- Developer(s): Jorrit Tyberghein et al.
- Initial release: August 26, 1997; 27 years ago
- Final release: 2.0 / July 3, 2012; 13 years ago
- Repository: svn.code.sf.net/p/crystal/code/CS/ ;
- Written in: C++
- Platform: Cross-platform
- Type: 3D engine
- License: LGPL-2.0-or-later
- Website: sourceforge.net/projects/crystal/

= Crystal Space =

Framework for developing 3D applications written in C++

Crystal Space is an unmaintained framework for developing 3D applications written in C++ by Jorrit Tyberghein and others. The first public release was on August 26, 1997. It is typically used as a game engine but the framework is more general and can be used for any kind of 3D visualization.
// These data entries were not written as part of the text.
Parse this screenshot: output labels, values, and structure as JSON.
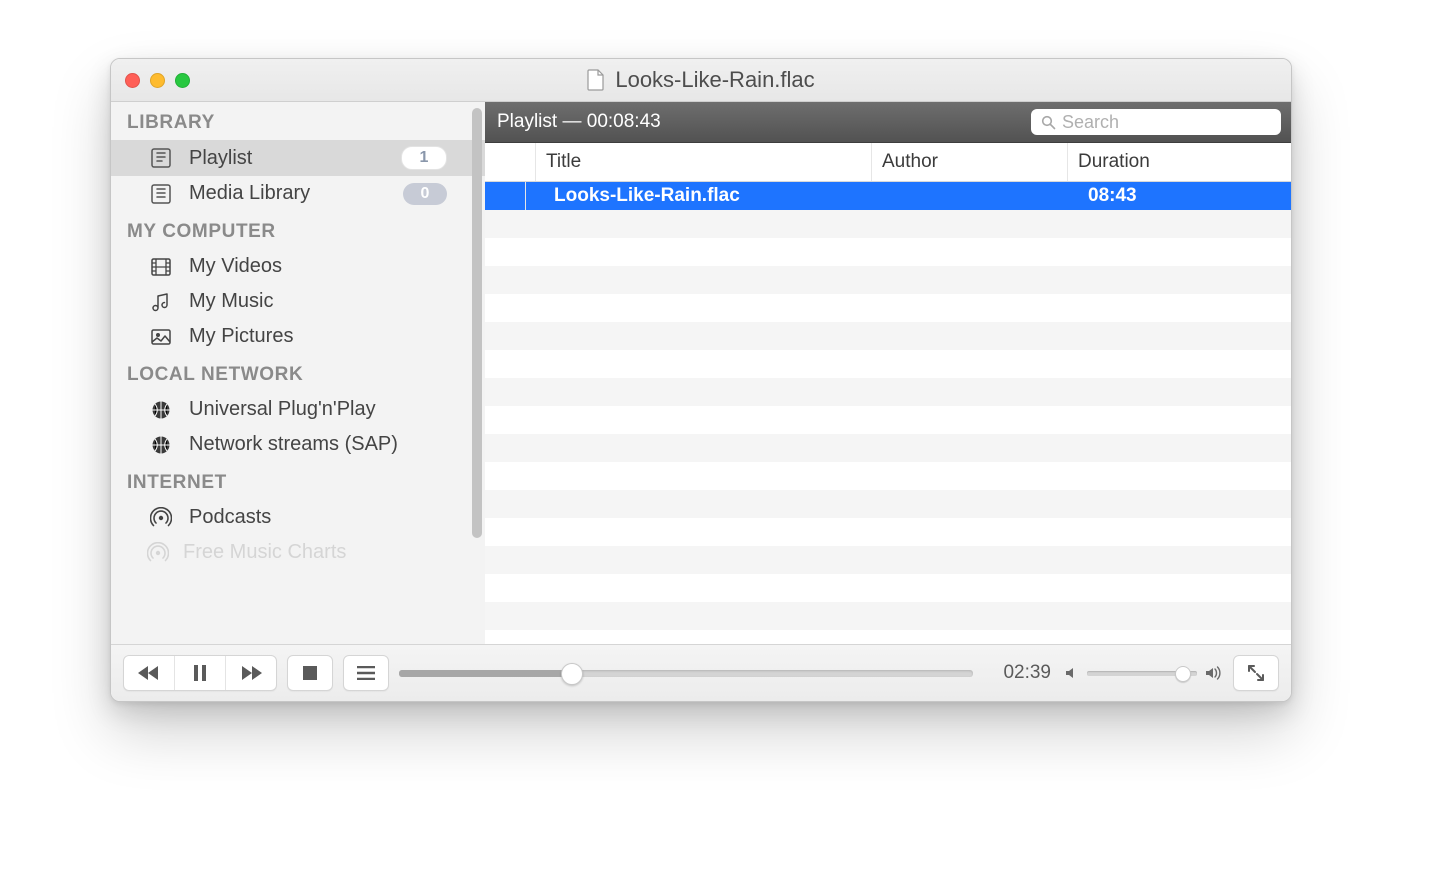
{
  "window": {
    "title": "Looks-Like-Rain.flac"
  },
  "sidebar": {
    "sections": [
      {
        "header": "LIBRARY",
        "items": [
          {
            "name": "playlist",
            "icon": "playlist-icon",
            "label": "Playlist",
            "badge": "1",
            "badgeStyle": "light",
            "selected": true
          },
          {
            "name": "media-library",
            "icon": "library-icon",
            "label": "Media Library",
            "badge": "0",
            "badgeStyle": "dim"
          }
        ]
      },
      {
        "header": "MY COMPUTER",
        "items": [
          {
            "name": "my-videos",
            "icon": "film-icon",
            "label": "My Videos"
          },
          {
            "name": "my-music",
            "icon": "music-icon",
            "label": "My Music"
          },
          {
            "name": "my-pictures",
            "icon": "picture-icon",
            "label": "My Pictures"
          }
        ]
      },
      {
        "header": "LOCAL NETWORK",
        "items": [
          {
            "name": "upnp",
            "icon": "globe-icon",
            "label": "Universal Plug'n'Play"
          },
          {
            "name": "sap",
            "icon": "globe-icon",
            "label": "Network streams (SAP)"
          }
        ]
      },
      {
        "header": "INTERNET",
        "items": [
          {
            "name": "podcasts",
            "icon": "podcast-icon",
            "label": "Podcasts"
          }
        ],
        "clipped": {
          "icon": "podcast-icon",
          "label": "Free Music Charts"
        }
      }
    ]
  },
  "playlist": {
    "headerPrefix": "Playlist",
    "headerSep": " — ",
    "totalDuration": "00:08:43",
    "searchPlaceholder": "Search",
    "columns": {
      "title": "Title",
      "author": "Author",
      "duration": "Duration"
    },
    "rows": [
      {
        "title": "Looks-Like-Rain.flac",
        "author": "",
        "duration": "08:43"
      }
    ]
  },
  "player": {
    "elapsed": "02:39",
    "progressPercent": 30,
    "volumePercent": 86
  }
}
It is very portable and runs on Microsoft Windows, Linux, UNIX, and Mac OS X. It is also free and open-source software, licensed under the GNU LGPL-2.0-or-later, and was SourceForge.net's Project of the Month for February 2003. In 2019, one of the project's main developers described it as "effectively dead and has been for a good number of years".

== Engine design ==
Crystal Space is programmed in object oriented C++. It is very modularly built with a number of more or less independent plugins. The client programs use the plugins, such as the OpenGL 3D renderer, by registering them via Crystal Space's Shared Class Facility (SCF).

==Features==
Crystal Space has modules for 2D and 3D graphics, sound, collision detection and physics through ODE and Bullet.
- Graphics:
  - OpenGL rendering
  - Supports hardware acceleration from all major card vendors
  - Allows use of shaders
  - Library of common shaders like normal mapping, parallax mapping and hardware skinning
  - Supports software rendering with limited features
- Mesh objects:
  - Plugin-based mesh system
  - Triangle-based meshes with frame and bone animation support
- Collision detection and dynamics:
  - ODE and Bullet dynamics
  - Simplified collision detection when full dynamic simulation is not needed

== Reception and usage ==
The engine was, for instance, used for the OpenOutcast and PlaneShift projects. It was the Project of the Month on SourceForge in February 2003.